Oh, and let’s not forget that other bone of contention: overtime payments. Last April, Clare Daly raised the matter in the Dáil, informing it of Naval Service members earning €435 for a 40-hour week, plus just €125 for an extra 40 hours’ overtime.
Or the Trump visit, when 350 members from the Army, Naval Service and Air Corps earned as little as €80 (after tax) in overtime, whereas Gardaí individually were able to trouser as much as €1,500!
Meanwhile, Vlad and chums are busy negotiating the construction of a warship that will cost in excess of €20Om. Designed to accommodate an entire infantry company and all its equipment, the monster will have an onboard hospital and the capacity to launch helicopters from its flight deck.
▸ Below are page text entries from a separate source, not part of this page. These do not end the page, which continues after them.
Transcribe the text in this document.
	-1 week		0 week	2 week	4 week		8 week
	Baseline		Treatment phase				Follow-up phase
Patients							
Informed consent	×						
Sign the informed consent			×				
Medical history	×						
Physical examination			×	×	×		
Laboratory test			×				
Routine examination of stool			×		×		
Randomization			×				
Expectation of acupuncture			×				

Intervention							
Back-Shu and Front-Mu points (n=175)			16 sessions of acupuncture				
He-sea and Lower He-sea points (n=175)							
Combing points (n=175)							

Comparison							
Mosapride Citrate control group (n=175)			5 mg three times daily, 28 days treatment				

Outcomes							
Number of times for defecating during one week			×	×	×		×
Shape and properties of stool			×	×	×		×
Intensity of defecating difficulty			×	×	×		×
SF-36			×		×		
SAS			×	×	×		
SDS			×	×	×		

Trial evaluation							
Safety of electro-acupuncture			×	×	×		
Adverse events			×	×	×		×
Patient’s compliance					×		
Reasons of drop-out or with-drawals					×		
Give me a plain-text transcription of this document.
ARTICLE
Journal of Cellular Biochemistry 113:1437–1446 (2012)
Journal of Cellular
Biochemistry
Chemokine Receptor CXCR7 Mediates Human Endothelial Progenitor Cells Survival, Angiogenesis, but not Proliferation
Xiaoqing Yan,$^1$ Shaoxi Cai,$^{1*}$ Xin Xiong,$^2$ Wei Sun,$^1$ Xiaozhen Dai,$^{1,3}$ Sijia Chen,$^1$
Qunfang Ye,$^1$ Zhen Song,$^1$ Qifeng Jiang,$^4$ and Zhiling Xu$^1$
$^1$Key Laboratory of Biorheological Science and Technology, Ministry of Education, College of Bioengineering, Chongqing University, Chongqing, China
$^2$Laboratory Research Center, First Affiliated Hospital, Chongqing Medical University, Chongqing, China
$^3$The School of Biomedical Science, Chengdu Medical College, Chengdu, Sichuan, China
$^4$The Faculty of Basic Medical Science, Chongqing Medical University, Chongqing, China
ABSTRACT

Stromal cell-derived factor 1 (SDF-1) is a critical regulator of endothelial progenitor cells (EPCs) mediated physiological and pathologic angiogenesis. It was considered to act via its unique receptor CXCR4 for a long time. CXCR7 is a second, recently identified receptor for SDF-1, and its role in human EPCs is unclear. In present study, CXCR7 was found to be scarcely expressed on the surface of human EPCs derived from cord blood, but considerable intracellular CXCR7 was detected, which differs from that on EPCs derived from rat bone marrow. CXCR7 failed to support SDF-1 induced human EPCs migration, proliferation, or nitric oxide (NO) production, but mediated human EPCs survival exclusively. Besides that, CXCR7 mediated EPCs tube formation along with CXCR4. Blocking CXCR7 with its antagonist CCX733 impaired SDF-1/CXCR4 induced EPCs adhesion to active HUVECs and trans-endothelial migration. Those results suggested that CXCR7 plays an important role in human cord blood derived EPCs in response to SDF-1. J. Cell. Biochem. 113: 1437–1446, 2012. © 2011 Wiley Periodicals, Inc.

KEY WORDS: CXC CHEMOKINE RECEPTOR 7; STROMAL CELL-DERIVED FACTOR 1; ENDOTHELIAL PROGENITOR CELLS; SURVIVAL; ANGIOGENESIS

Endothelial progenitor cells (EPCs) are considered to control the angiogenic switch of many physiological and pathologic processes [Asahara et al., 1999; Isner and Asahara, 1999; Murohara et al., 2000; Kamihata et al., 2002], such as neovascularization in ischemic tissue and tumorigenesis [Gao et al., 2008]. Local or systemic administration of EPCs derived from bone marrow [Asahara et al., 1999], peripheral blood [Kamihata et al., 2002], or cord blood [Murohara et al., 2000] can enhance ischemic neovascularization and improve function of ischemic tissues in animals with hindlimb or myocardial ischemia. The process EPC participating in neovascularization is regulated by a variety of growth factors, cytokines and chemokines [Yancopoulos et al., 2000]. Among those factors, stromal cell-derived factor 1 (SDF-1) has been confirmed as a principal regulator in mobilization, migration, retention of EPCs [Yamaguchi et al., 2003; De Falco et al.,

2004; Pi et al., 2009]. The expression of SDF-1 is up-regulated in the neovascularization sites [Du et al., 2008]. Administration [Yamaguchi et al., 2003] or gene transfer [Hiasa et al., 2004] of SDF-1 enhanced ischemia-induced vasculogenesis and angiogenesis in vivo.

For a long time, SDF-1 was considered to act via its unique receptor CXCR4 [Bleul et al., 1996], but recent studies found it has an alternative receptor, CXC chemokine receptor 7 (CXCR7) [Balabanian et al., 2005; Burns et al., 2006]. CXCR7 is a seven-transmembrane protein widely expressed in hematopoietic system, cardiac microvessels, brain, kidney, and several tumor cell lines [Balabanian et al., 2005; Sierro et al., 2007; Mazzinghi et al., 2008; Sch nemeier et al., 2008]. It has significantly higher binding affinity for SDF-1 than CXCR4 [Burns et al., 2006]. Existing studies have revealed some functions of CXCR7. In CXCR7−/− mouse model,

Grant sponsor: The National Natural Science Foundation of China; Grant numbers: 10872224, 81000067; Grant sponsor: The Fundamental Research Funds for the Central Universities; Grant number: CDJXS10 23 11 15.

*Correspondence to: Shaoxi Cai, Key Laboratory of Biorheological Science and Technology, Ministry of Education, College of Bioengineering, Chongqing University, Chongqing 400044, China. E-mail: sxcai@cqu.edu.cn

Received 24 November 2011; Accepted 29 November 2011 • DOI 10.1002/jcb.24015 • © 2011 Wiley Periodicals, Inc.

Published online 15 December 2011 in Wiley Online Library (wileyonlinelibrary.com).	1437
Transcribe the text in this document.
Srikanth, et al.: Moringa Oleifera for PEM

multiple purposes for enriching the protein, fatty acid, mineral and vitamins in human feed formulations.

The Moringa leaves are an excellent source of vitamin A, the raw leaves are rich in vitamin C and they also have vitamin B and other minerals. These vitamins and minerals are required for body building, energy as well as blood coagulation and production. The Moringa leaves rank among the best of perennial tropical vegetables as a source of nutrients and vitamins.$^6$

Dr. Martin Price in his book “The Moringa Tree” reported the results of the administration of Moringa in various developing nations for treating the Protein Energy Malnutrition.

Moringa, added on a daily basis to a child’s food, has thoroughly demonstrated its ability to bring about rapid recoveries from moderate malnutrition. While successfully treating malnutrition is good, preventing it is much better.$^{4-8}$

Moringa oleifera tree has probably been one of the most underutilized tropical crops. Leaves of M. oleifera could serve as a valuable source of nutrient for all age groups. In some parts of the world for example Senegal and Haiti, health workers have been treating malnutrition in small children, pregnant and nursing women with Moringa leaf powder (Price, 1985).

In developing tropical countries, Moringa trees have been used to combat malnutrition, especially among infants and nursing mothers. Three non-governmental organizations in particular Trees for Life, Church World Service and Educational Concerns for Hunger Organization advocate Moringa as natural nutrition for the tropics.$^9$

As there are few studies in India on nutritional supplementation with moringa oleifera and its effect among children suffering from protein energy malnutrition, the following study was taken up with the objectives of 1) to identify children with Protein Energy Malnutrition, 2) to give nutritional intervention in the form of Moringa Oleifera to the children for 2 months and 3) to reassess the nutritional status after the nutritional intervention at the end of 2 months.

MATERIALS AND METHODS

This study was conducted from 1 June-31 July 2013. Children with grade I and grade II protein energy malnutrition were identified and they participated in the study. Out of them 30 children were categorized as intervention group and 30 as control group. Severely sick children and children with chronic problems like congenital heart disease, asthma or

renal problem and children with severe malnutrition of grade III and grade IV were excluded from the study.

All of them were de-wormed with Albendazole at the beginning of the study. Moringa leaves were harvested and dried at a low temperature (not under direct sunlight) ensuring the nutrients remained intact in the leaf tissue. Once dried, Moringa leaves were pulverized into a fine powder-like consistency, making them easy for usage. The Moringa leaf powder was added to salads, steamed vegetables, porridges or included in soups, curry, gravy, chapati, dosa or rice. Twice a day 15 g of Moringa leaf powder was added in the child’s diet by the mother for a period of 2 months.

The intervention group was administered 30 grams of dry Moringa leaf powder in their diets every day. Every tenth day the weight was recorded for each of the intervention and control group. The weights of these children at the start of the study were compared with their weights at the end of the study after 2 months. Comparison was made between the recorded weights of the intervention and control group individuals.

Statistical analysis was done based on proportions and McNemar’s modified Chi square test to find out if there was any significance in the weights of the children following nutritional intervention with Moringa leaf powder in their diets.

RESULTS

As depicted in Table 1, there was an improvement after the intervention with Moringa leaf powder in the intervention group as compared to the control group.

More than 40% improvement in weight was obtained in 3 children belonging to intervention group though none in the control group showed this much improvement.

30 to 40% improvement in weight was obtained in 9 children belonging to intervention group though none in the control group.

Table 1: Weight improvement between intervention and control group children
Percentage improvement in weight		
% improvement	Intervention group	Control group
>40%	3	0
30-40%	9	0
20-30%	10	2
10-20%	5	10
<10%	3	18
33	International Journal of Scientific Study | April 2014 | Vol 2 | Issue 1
It is intended for service ‘at home and abroad.’
And it’s not that the Naval Service is short of boats. Recently Varadkar formally commissioned the fourth offshore patrol vessel, the LÉ George Bernard Shaw, at a ceremony in Waterford. Cost? A whopping sixty seven million euros!
At the commissioning ceremony, Vlad made this comment with a perfectly straight face: ‘Our ships assert the sovereignty and integrity of our territorial waters; they protect both the waters of our country and the European Union. We owe a huge debt of gratitude to the personnel of the Naval Service for their work in fishery protection, marine search and rescue and the many other tasks you perform selflessly.’
Within the context of the pay and conditions controversy that’s tearing apart the Naval Service, the speech came across as galling, provocative and unacceptable. Inevitably, it led to calls for dumping Fine Gael’s obscene, €200m warship (vanity) project.